• 2019-10
  • 2019-11
  • 2020-03
  • 2020-07
  • 2020-08
  • 2021-03
  • br Individualized nursing care is


    Individualized nursing care is planned care that aims to meet the particular needs that each patient has across the disease continuum (i.e.
    ∗ Corresponding author. Cyprus University of Technology, Limassol, Cyprus. E-mail address: [email protected] (A. Charalambous). 
    as these might change over time), regardless the routine applied to other patients with a similar disease (Charalambous et al., 2017). Thus, individualized nursing care is patient- and family-centered, which means that decision making and delivery processes are based on the concept that both the patients and their EIPA constitute integral components and prerequisites for quality healthcare (Hughes, 2011). In order to provide individualized nursing care, healthcare providers have to develop an individualized healthcare plan, through co-operation and exchange of opinions with the patient and the specialists (i.e. multi-disciplinary and multi-professional approach) that treat them, re-garding the best possible method for treatment and care. In this way, the patient's needs may be identified and plans to satisfy them may be articulated (Coyle, 2014; Shuman et al., 2013; Wiegand and Russo, 2013). Moreover, healthcare providers ought to be competent, skillful and committed to provide with empathy the best healthcare, which meets the patient's particular needs, satisfies their preferences and constitutes best evidence-based practice (Beck et al., 2016).
    M. Kousoulou, et al.
    Despite the conceptual challenges at hand, there are two definitions that seem to reflect the essential elements of quality nursing care within the oncology context. Thus, according to Radwin (2000), quality of oncology nursing care is the extent to which patients diagnosed with cancer believe that the nursing care they receive reaches excellence. Secondly, according to Charalambous et al. (2008, 2009) quality of oncology nursing care can be defined in terms of the following six constituent characteristics:
    Being valued during oncology nursing care, while the treatment policy ought to be based on equity and effective resource manage-ment.

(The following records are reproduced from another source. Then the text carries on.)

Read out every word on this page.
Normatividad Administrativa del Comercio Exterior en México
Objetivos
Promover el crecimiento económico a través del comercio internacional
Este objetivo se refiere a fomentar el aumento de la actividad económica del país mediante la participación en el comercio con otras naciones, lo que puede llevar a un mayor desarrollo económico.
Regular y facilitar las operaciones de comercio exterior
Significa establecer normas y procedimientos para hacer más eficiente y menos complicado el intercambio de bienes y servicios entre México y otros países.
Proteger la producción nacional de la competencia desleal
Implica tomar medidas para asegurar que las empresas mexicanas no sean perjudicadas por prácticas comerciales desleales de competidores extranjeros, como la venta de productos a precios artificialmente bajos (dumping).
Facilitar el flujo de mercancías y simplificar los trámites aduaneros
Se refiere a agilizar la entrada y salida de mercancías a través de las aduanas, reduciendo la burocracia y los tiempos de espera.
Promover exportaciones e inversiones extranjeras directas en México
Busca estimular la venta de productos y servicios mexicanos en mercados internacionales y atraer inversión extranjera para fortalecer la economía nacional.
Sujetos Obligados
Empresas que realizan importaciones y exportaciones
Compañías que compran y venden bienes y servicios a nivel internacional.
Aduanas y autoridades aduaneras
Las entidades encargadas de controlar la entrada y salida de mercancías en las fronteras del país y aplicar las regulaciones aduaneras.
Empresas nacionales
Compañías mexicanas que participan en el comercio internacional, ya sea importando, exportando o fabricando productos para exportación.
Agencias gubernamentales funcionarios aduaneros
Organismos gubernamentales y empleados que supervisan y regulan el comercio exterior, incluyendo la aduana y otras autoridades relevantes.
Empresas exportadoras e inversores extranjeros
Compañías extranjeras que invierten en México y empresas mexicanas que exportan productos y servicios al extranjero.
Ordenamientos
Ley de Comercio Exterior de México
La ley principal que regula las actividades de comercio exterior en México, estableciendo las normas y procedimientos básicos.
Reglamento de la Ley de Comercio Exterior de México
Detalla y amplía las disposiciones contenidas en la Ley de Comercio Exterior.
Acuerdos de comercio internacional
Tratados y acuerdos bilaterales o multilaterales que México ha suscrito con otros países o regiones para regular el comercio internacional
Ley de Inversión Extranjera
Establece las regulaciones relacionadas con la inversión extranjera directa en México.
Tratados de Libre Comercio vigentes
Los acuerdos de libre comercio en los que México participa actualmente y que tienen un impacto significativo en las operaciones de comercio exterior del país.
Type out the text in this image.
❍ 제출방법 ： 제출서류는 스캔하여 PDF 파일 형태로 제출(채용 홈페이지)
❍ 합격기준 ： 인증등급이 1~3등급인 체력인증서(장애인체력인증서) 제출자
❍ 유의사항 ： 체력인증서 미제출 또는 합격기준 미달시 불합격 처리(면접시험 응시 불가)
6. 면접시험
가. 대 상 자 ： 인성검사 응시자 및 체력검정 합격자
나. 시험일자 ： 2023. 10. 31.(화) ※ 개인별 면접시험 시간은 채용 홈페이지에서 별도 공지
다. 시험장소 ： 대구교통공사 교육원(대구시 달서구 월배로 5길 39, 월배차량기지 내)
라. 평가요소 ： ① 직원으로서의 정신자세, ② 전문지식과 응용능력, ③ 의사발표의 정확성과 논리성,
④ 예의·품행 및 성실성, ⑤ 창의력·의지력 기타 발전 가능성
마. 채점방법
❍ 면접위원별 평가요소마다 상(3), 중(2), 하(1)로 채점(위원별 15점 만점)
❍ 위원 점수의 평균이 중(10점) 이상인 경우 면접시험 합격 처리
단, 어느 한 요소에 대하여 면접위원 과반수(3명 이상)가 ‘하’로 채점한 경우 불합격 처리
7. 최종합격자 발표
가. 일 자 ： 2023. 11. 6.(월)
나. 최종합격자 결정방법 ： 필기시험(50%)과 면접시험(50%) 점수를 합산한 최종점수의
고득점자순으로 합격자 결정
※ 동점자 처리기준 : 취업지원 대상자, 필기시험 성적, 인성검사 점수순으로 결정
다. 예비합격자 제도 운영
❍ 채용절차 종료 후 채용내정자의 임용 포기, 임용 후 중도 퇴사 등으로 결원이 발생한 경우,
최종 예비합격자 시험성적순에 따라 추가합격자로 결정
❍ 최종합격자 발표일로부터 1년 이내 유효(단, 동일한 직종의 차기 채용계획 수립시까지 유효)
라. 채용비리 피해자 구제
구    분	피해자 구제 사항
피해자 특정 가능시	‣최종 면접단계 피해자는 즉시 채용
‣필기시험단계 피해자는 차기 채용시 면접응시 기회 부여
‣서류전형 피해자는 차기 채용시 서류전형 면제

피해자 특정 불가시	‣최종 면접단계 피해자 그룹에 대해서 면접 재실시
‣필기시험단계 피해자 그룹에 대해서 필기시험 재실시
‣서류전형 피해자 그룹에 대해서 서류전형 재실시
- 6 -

    Being respected by being informed about health-related issues and choices, being involved in decision making and developing a part-nership with nurses.
    Being cared for by communicative and supportive nurses that help the patient manage stress and uncertainty, clarify complex in-formation and take the appropriate decisions, even when they are life-altering.
    Being confirmed by being treated by clinically competent and knowledgeable nurses that provide skillful care that promotes the feeling of being safe.
    Being cared for religiously and spiritually in order to achieve holistic care.
    Having a sense of belonging in terms of having support and care by the family, which may support and assist patients to deal with the disease and its concequences.
    When the above elements are present, then End labeling may be assumed that there is quality oncology nursing care (Charalambous et al., 2009; Köberich and Farin, 2015). Often healthcare providers though empha-size survival over quality of nursing care, at the expense of the patient's well-being and their satisfaction from the healthcare services (Suhonen et al., 2018). However, the evaluation of a person's quality of life is a subjective process. Thus, when healthcare providers choose a particular treatment for patients diagnosed with cancer, the views of the parti-cular patient regarding their perception of quality care should be taken into consideration (Charalambous et al., 2016). Awareness on the needs of patients diagnosed with cancer is perceived to be an equally im-portant factor to survival prognosis when deciding the appropriate treatment. In fact, having quality nursing care and treatment for cancer is a fundamental right of patients diagnosed with cancer (Adam et al., 2017; Ferrell et al., 2013).
    It has to be noted though that, based on a research by Adam et al. (2017) with 596 patients diagnosed with cancer from four European countries (i.e. Cyprus, Finland, Greece and Sweden), patients' percep-tions of quality may differed across the participating countries. Hence, it is important to assess the provision of individualized nursing care and quality of oncology nursing care based on the patients' views from different countries, especially in European countries where cross-border care is prevalent. On a National level, this is of particular importance for Cyprus, for which limited data regarding the patients' views were found. Thus, through research, useful data for nurses may be gathered that may guide them towards the design of effective care plans for patients diagnosed with cancer. In addition, more awareness among nurses regarding the needs of patients diagnosed with cancer is ex-pected to be fostered, leading to quality individualized nursing care of patients diagnosed with cancer (Fessele et al., 2012). Finally, although individualized and quality nursing care are advocated as fundamental aspects of a patient's care, there is scarce and systematic evidence on what the associations are between these concepts (Suhonen et al., 2018).